江右王门学案·徵君邓潜谷先生元锡

  邓元锡字汝极,号潜谷,江西南城人。年十三,从黄在川学,喜观经史,人以为不利举业,在川曰:“譬之豢龙,随其所嗜,岂必膏粱耶?”年十七,即能行社仓法,以惠其乡人。闻罗近溪讲学,从之游。继往吉州,谒诸老先生,求明此学,遂欲弃举子业。大母不许。举嘉靖乙卯乡试。志在养母,不赴计偕。就学於邹东廓、刘三五,得其旨要。居家著述,成《五经绎函史》。数为当路荐举,万历壬辰,授翰林待诏,府县敦趣就道。明年,辞墓将行,以七月十四日卒於墓所,年六十六。

  时心宗盛行,谓“学惟无觉,一觉无余蕴,九思、九容、四教、六艺,桎梏也。”先生谓:“九容不修,是无身也;九思不慎,是无心也。”每日晨起,令学者静坐收摄放心,至食时,次第问当下心体,语毕,各因所至为觉悟之。

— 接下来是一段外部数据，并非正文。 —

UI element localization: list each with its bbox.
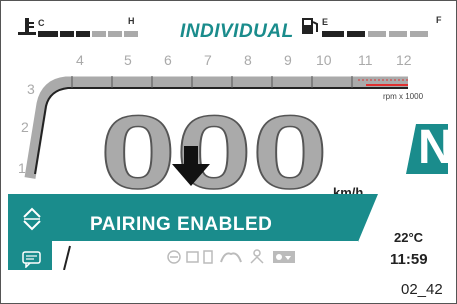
indicator-icons-row xyxy=(167,249,295,264)
instrument-display: C H INDIVIDUAL E F 1 2 3 4 5 6 7 8 9 10 … xyxy=(8,8,453,270)
indicator-icon-2 xyxy=(186,251,199,263)
ambient-temperature: 22°C xyxy=(394,230,424,245)
speed-value: 000 xyxy=(100,108,328,193)
scroll-arrows-icon[interactable] xyxy=(22,206,42,232)
indicator-icon-4 xyxy=(220,252,242,263)
notification-text: PAIRING ENABLED xyxy=(90,214,273,235)
indicator-icon-1 xyxy=(167,250,181,264)
clock: 11:59 xyxy=(390,251,428,268)
gear-indicator: N xyxy=(418,121,453,174)
speed-down-arrow-icon xyxy=(172,146,210,186)
rpm-unit-label: rpm x 1000 xyxy=(383,92,424,101)
figure-reference: 02_42 xyxy=(401,281,443,298)
indicator-icon-6 xyxy=(273,251,295,263)
indicator-icon-5 xyxy=(250,249,264,264)
speed-display: 000 xyxy=(100,108,329,193)
indicator-icon-3 xyxy=(203,250,213,264)
message-icon[interactable] xyxy=(21,250,43,268)
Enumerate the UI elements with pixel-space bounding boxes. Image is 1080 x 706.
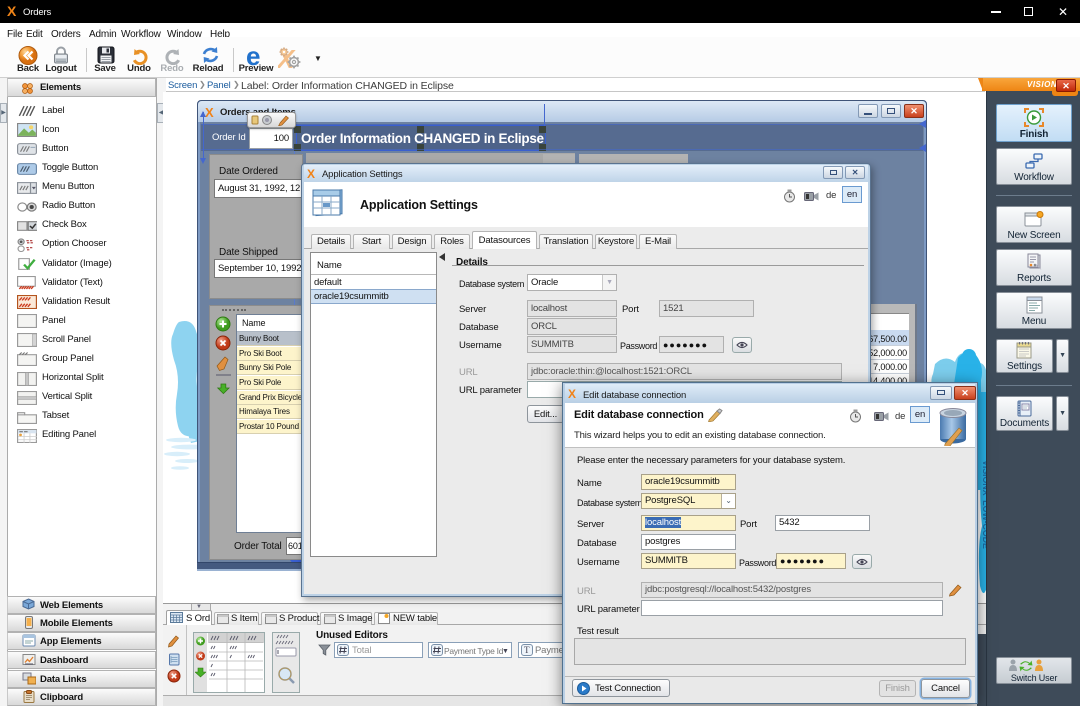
svg-text:T: T xyxy=(524,645,530,655)
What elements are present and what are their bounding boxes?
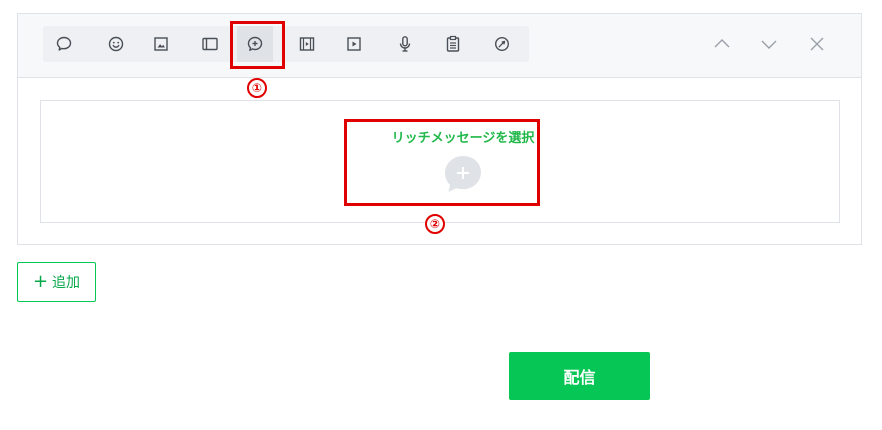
message-type-toolbar xyxy=(18,14,861,78)
move-up-button[interactable] xyxy=(708,30,736,58)
movie-button[interactable] xyxy=(336,26,372,62)
clipboard-icon xyxy=(446,35,460,52)
annotation-box-1 xyxy=(230,21,285,69)
image-icon xyxy=(154,37,168,51)
send-button[interactable]: 配信 xyxy=(509,352,650,400)
coupon-icon xyxy=(494,36,510,52)
add-message-label: 追加 xyxy=(52,275,81,291)
microphone-icon xyxy=(399,36,411,52)
play-icon xyxy=(347,37,361,51)
card-message-button[interactable] xyxy=(192,26,228,62)
send-button-label: 配信 xyxy=(563,368,596,387)
speech-bubble-icon xyxy=(56,36,72,51)
delete-button[interactable] xyxy=(803,30,831,58)
video-film-icon xyxy=(299,37,315,51)
video-button[interactable] xyxy=(289,26,325,62)
close-icon xyxy=(810,37,824,51)
annotation-box-2 xyxy=(344,119,540,206)
voice-button[interactable] xyxy=(387,26,423,62)
sticker-button[interactable] xyxy=(98,26,134,62)
card-icon xyxy=(202,37,218,51)
text-message-button[interactable] xyxy=(46,26,82,62)
coupon-button[interactable] xyxy=(484,26,520,62)
smiley-icon xyxy=(108,36,124,52)
annotation-marker-1: ① xyxy=(247,78,267,98)
move-down-button[interactable] xyxy=(755,30,783,58)
image-button[interactable] xyxy=(143,26,179,62)
annotation-marker-2: ② xyxy=(425,214,445,234)
plus-icon: + xyxy=(32,271,49,292)
chevron-down-icon xyxy=(761,40,777,49)
survey-button[interactable] xyxy=(435,26,471,62)
add-message-button[interactable]: + 追加 xyxy=(17,262,96,302)
chevron-up-icon xyxy=(714,39,730,48)
message-editor-page: リッチメッセージを選択 ① ② + 追加 配信 xyxy=(0,0,882,430)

先生之辨儒释,自以为发先儒之所未发,然不过谓本同而末异。先儒谓:“释氏之学,於敬以直内则有之矣,义以方外则未之有也。”又曰:“禅学只到止处,无用处。”又曰:“释氏谈道,非不上下一贯,观其用处,便作两截。”先生之意,不能出此,但先儒言简,先生言洁耳。

  论学书

  近世心宗盛行,说者无虑归於禅乘。公独揭天命本然纯粹至善为宗,异於诸法空相;以格物日可见之行,以有物有则为不过物之旨,异於空诸所有。此公深造独得之旨,而元锡窃自附於见知者也。今改而曰:“荡清物欲。”窃以为,物不可须臾离。诚者,物之终始,内而身心意知,外而家国天下,无非物者,各有其则。九容、九思、三省、四勿皆日用格物之实功,诚致行之,物欲自不得行乎其中,此四科、六艺、五礼、六乐之所以教也。

  《曲礼》称:“敖不可长,欲不可纵。”敖欲即物,不可长不可纵,即物之则,不长敖纵欲,即不过乎物则。去欲固格物中之一事。(以上《复许敬菴》)

  心之着於物也,神为之也。心之神,上炎而外明,犹火然,得膏而明,得薰而香,得臭腐而羶,故火无体,着物以为体。心无形,着物以为形,而其端莫大於好恶。物感於外,好恶形於内,不能内反,则其为好恶也作,而平康之体微。故圣门之学,止於存诚,精於研几。几者,神之精而明,微而幽者也,非逆以知来,退以藏往,未之或知也。孔门之论性曰“至善”,论几曰“动之微”,言好恶不作,则无不康也,无不平也。神疑而定,知止而藏,又何感应之为累矣。夫浮由气作,妄缘见生者也。气之善者十之五,见之善者十之三,神为气扬,知随见流,譬诸观火乎,目荧荧而心化矣。故神不浮则气归其宅,见不执则知反其虚。古人所以日兢兢於克己、舍己、择中、用中,而不能自已也。(《报万思默》)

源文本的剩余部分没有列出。